JSON represents this clearly and concisely:

{
        "Person": {
                "family": "Barella",
                "personal": "Perette"
        },
        "address": "Rochester, NY",
        "phone_numbers": [
                "585-317-3013",
                "585-555-121",
                "585-555-212"
        ]
}

How would we represent this in XML? Well, we’ve got choices:

<person>
        <name>
                <family>Barella</family>
                <personal>Perette</personal>
        </name>
        <address>Rochester, NY</address>
        <phone_numbers>585-317-3013</phone_numbers>
        <phone_numbers>585-555-121</phone_numbers>
        <phone_numbers>585-555-212</phone_numbers>
</person>

See the problem? Instead of making a list into which the phone numbers are grouped, they are placed where the list belongs. We can’t use an efficient hash/map/dictionary to store and find elements now, since there are duplicates. If we want the phone numbers, we have to look through <person> and check each element to see if it’s the right type.

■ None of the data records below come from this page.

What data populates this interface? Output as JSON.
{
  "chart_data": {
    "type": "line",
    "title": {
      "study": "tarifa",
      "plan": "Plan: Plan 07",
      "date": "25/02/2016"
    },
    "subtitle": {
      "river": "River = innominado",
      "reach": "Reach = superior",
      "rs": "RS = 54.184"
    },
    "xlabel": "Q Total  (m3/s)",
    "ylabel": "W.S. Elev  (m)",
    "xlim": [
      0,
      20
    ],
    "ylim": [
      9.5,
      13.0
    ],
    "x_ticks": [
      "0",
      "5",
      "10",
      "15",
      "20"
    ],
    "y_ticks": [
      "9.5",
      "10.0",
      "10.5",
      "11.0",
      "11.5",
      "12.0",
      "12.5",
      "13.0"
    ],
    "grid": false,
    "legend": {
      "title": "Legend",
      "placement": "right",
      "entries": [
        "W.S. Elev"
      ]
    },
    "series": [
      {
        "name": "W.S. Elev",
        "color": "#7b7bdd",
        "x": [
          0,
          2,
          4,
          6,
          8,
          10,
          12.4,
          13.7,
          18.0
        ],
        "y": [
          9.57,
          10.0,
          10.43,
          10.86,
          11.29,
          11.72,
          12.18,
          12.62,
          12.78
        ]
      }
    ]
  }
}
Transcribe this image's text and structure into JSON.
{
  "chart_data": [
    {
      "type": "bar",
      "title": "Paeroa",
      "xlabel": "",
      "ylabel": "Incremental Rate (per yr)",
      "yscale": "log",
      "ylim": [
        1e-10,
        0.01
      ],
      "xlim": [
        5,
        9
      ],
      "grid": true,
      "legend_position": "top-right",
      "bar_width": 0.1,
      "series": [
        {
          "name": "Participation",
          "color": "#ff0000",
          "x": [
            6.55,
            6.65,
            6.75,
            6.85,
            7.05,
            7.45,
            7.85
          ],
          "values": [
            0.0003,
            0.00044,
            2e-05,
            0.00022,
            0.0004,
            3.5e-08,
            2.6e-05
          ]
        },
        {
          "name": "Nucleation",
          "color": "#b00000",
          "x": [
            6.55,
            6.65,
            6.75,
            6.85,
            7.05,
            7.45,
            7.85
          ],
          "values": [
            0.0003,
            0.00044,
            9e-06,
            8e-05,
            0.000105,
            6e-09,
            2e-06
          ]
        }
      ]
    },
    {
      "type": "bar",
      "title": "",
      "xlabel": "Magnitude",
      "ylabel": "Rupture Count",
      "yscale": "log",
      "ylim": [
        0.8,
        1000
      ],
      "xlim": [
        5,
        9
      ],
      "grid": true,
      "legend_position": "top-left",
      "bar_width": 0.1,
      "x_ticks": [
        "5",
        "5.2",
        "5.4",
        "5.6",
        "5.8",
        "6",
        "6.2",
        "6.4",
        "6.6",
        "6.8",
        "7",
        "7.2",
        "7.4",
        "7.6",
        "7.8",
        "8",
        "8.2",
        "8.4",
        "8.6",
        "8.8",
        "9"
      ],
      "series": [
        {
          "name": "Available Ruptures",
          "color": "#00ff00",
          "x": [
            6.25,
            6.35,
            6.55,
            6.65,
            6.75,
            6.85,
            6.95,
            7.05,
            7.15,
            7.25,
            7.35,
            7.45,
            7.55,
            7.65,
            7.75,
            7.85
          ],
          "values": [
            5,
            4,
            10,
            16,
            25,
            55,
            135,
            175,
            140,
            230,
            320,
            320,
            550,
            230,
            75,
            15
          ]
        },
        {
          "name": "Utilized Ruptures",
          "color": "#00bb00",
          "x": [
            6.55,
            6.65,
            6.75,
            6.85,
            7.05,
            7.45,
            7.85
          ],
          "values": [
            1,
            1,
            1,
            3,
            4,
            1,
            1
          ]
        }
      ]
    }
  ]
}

To keep the phone numbers grouped, we’d need a new element to identify the individual numbers within their group:

<person>
        <name>
                <family>Barella</family>
                <personal>Perette</personal>
        </name>
        <address>Rochester, NY</address>
        <phone_numbers>
                <phone>585-317-3013</phone>
                <phone>585-555-121</phone>
                <phone>585-555-212</phone>
        </phone_numbers>
</person>

But this isn’t a great solution as it necessitates introduction of the <phone> element, diverging from the naming of the original structure elements.

So let’s add some elements that need attributes, height and age.

<person>
        <name>
                <family>Barella</family>
                <personal>Perette</personal>
        </name>
        <height units="cm">178</height>
        <age units="years">49</height>
        <address>Rochester, NY</address>
        <phone_numbers>585-317-3013</phone_numbers>
        <phone_numbers>585-555-121</phone_numbers>
        <phone_numbers>585-555-212</phone_numbers>
</person>

In a certain organizing sense, this is nice: the units are an attribute of the element containing the data. When data is freeform, this approach seems practical, maybe necessary: where else will attributes go?

But now we’ve got a data structure/representation issue again. There’s one element, but storing it requires 2 fields: the value and the units.